I took the mean of the result from each tensor from step 3 and just grabbed the item(), summing them together scaled them by 1./8. to account for number of layers.
After summing this over every batch, I scaled the sum by 1. / batch_count to get the final mean.
I cleaned up the hooks as I’m not sure of the performance implications of leaving them during training.

Any advice is greatly appreciated.

All that aside, it’s interesting to see the relative difference in the various non-linearities here. I still want to try a few different hyper parameters and perhaps some other activation functions. Next up I think I’ll try the conv-net architecture used in the CIFAR-100 tests done in the paper and compare it to various ResNets. I’m sure the lesson tomorrow will shed more light on all of this!

Cheers,

-James

Pablo · March 27, 2019, 12:31pm

I have also started trying the shifted ReLU idea on an NLP problem.

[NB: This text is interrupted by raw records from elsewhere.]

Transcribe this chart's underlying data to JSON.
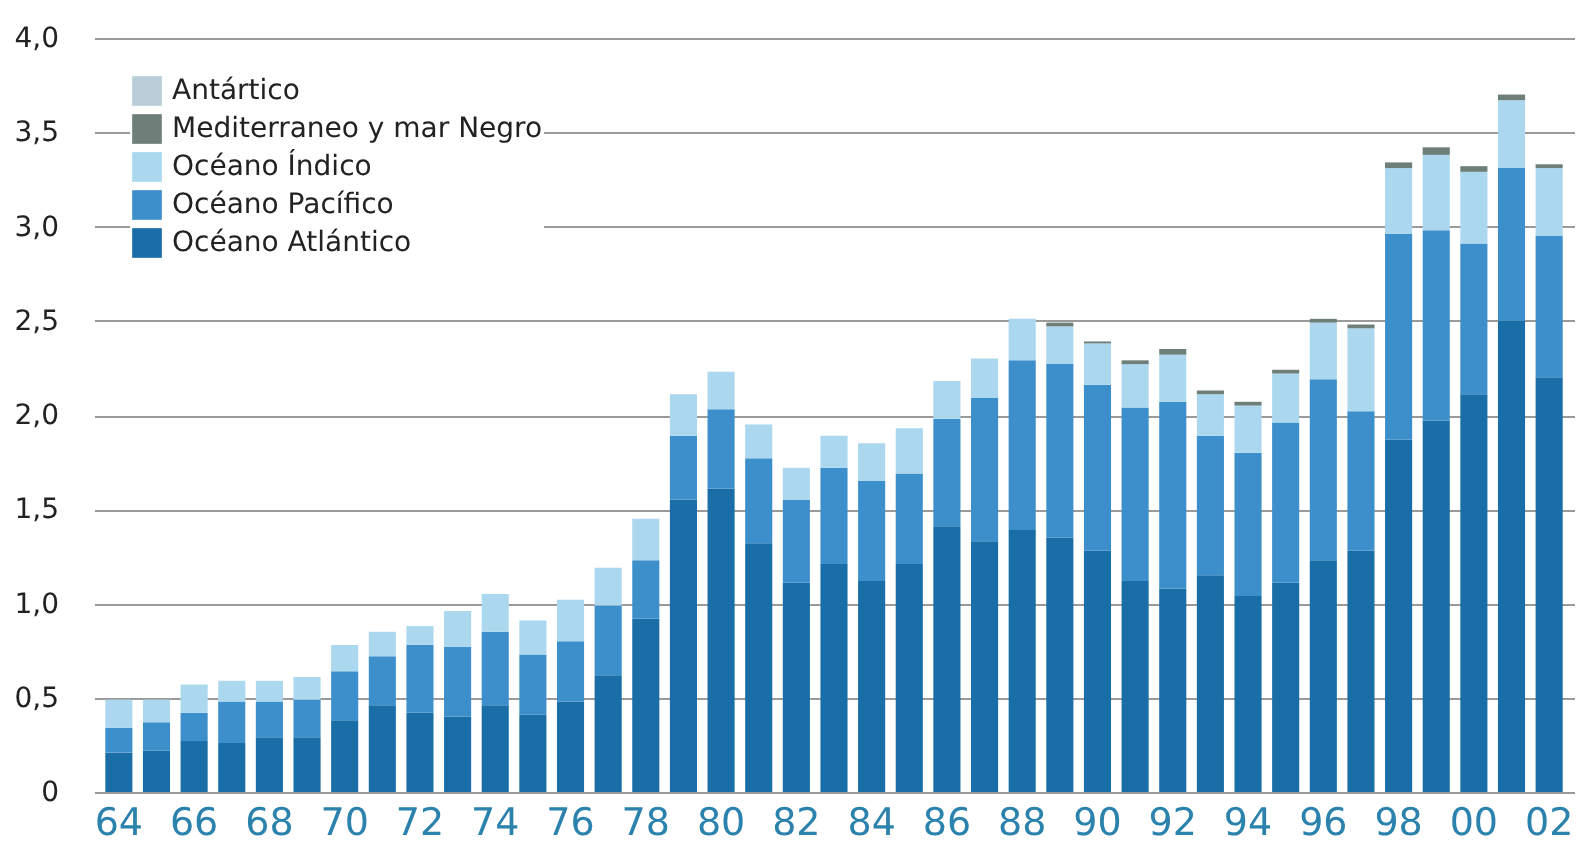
{
  "chart_data": {
    "type": "bar",
    "stacked": true,
    "categories": [
      "64",
      null,
      "66",
      null,
      "68",
      null,
      "70",
      null,
      "72",
      null,
      "74",
      null,
      "76",
      null,
      "78",
      null,
      "80",
      null,
      "82",
      null,
      "84",
      null,
      "86",
      null,
      "88",
      null,
      "90",
      null,
      "92",
      null,
      "94",
      null,
      "96",
      null,
      "98",
      null,
      "00",
      null,
      "02"
    ],
    "series": [
      {
        "name": "Océano Atlántico",
        "color": "#1a6ea8",
        "values": [
          0.21,
          0.22,
          0.27,
          0.26,
          0.29,
          0.29,
          0.38,
          0.46,
          0.42,
          0.4,
          0.46,
          0.41,
          0.48,
          0.62,
          0.92,
          1.55,
          1.61,
          1.32,
          1.11,
          1.21,
          1.12,
          1.21,
          1.41,
          1.33,
          1.39,
          1.35,
          1.28,
          1.12,
          1.08,
          1.15,
          1.04,
          1.11,
          1.23,
          1.28,
          1.87,
          1.97,
          2.11,
          2.5,
          2.2
        ]
      },
      {
        "name": "Océano Pacífico",
        "color": "#3d8fcb",
        "values": [
          0.13,
          0.15,
          0.15,
          0.22,
          0.19,
          0.2,
          0.26,
          0.26,
          0.36,
          0.37,
          0.39,
          0.32,
          0.32,
          0.37,
          0.31,
          0.34,
          0.42,
          0.45,
          0.44,
          0.51,
          0.53,
          0.48,
          0.57,
          0.76,
          0.9,
          0.92,
          0.88,
          0.92,
          0.99,
          0.74,
          0.76,
          0.85,
          0.96,
          0.74,
          1.09,
          1.01,
          0.8,
          0.81,
          0.75
        ]
      },
      {
        "name": "Océano Índico",
        "color": "#acd8ef",
        "values": [
          0.15,
          0.12,
          0.15,
          0.11,
          0.11,
          0.12,
          0.14,
          0.13,
          0.1,
          0.19,
          0.2,
          0.18,
          0.22,
          0.2,
          0.22,
          0.22,
          0.2,
          0.18,
          0.17,
          0.17,
          0.2,
          0.24,
          0.2,
          0.21,
          0.22,
          0.2,
          0.22,
          0.23,
          0.25,
          0.22,
          0.25,
          0.26,
          0.3,
          0.44,
          0.35,
          0.4,
          0.38,
          0.36,
          0.36
        ]
      },
      {
        "name": "Mediterraneo y mar Negro",
        "color": "#6d7f78",
        "values": [
          0,
          0,
          0,
          0,
          0,
          0,
          0,
          0,
          0,
          0,
          0,
          0,
          0,
          0,
          0,
          0,
          0,
          0,
          0,
          0,
          0,
          0,
          0,
          0,
          0,
          0.02,
          0.01,
          0.02,
          0.03,
          0.02,
          0.02,
          0.02,
          0.02,
          0.02,
          0.03,
          0.04,
          0.03,
          0.03,
          0.02
        ]
      },
      {
        "name": "Antártico",
        "color": "#b9ced8",
        "values": [
          0,
          0,
          0,
          0,
          0,
          0,
          0,
          0,
          0,
          0,
          0,
          0,
          0,
          0,
          0,
          0,
          0,
          0,
          0,
          0,
          0,
          0,
          0,
          0,
          0,
          0,
          0,
          0,
          0,
          0,
          0,
          0,
          0,
          0,
          0,
          0,
          0,
          0,
          0
        ]
      }
    ],
    "ylim": [
      0,
      4.0
    ],
    "yticks": [
      0,
      {
        "value": 0.5,
        "label": "0,5"
      },
      {
        "value": 1.0,
        "label": "1,0"
      },
      {
        "value": 1.5,
        "label": "1,5"
      },
      {
        "value": 2.0,
        "label": "2,0"
      },
      {
        "value": 2.5,
        "label": "2,5"
      },
      {
        "value": 3.0,
        "label": "3,0"
      },
      {
        "value": 3.5,
        "label": "3,5"
      },
      {
        "value": 4.0,
        "label": "4,0"
      }
    ],
    "grid": "y",
    "legend": "top left"
  }
}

I have not tested proper kaiming initialization yet (already pushed!) and I don’t know how the concept of normalizing input data applies to NLP, but so far I can say that results seem to be about the same quality (I have quite a bit of variance, but no changes are obvious after a few runs).

However, training is dramatically faster. Where I would normally have around 90 epochs now I need about 40. That’s great!

narvind2003 · March 29, 2019, 2:08am

Subtracting 0.5 after RELU feels like a hard shift to the negative axis. Has anyone already tried subtracting a random value between 0 and 0.5 instead?

Pablo · March 29, 2019, 9:29am

But wouldn’t that result in unpredictable activations?